I have been wanting to blog for years now.  In the time it took me to finish the previous sentence, I was set upon by my two precocious children begging for pickles, pretzels, and for me to open the blinds behind me.  The blinds are closed so the glare won't affect the computer screen.  And it was a no on the pickles, but I did get them each a small bowl of pretzels.  The pretzels were purchased in bulk from Amazon, and even though we've been eating them for almost a week (and will continue to eat them for at least another week), they don't seem sick of them yet.  

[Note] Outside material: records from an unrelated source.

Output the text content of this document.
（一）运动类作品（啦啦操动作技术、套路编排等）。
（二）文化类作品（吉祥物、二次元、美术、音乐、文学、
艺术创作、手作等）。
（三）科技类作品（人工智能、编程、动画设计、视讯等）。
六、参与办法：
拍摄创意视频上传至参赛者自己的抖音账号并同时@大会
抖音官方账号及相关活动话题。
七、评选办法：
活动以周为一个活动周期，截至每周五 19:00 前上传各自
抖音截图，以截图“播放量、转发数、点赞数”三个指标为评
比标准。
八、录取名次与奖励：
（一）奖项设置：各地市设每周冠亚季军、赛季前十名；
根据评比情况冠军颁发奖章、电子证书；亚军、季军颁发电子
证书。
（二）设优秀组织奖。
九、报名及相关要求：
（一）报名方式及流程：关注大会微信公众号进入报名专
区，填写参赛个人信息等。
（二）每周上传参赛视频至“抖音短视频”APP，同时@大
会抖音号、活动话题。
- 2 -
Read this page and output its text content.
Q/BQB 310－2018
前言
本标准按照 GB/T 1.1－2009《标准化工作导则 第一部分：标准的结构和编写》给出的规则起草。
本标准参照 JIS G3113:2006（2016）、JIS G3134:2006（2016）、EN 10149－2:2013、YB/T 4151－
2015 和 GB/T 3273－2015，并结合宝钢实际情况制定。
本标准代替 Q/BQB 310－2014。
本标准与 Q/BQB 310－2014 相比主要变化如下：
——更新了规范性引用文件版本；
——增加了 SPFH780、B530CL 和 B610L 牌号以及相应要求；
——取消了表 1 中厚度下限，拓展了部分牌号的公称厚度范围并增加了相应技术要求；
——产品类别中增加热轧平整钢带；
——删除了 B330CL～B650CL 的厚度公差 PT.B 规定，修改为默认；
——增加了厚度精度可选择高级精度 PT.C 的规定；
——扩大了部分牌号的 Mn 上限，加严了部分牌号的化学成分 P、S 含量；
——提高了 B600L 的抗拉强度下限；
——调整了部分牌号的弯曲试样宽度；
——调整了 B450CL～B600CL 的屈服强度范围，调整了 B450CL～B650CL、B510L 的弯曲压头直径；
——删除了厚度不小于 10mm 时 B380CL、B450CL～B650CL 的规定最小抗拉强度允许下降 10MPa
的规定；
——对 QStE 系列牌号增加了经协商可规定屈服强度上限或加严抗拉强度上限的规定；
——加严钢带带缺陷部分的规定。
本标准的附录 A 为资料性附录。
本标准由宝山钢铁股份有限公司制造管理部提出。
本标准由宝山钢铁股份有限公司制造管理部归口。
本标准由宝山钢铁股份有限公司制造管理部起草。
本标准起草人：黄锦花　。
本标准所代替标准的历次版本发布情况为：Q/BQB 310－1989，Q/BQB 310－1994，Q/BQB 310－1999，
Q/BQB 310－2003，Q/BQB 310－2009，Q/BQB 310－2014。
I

My life is full of those hurry up and wait moments, interspersed with periods of doing absolutely nothing but checking Facebook or staring at a wall.  Mornings are always the worst since I am absolutely not a morning person, but my children are.  I'll fight for even five extra minutes of sleep.  Just this morning, my husband bitterly commented that it must be nice to sleep in every day.  I squeezed my eyes shut even harder against the day while mumbling that it must nice to go to Starbucks every morning and look forward to a day filled solely with adults and not have to count down the seconds until someone needs their butt wiped.  Did he want to switch?  He laughed and walked out of the room.  He's good about pouring them a bowl of cereal and switching on the cartoons while I try to steal even thirty more seconds of sleep.  It doesn't help we don't go to bed until midnight or later.  Nighttime has always been when I have the most energy.  I was always one of those kids that had to constantly be told to go to bed.  It's amazing I even get the boy to school on time when on the days when he is home and we have a play date at ten in the morning, we are invariably half an hour late.  No real reason.  Just can't get our act together.

I'm hoping to use this blog to talk about some of my favorite things, but also those weird thoughts you get at 1 in the morning when you know you should be sleeping and can't.  I also need a place to vent that isn't Facebook and won't be seen by friends and family who will hunt me down and skin me alive for daring to shed light on some of our "issues."

Most importantly, I want this blog to help keep me...me.  I feel lost sometimes.  I'll suddenly remember a goal or vision I had ten or fifteen years ago that was so all consuming at that moment in my life and today barely survives as an afterthought.  Is it possible to hold on to yourself or is change just inevitable?  I don't know.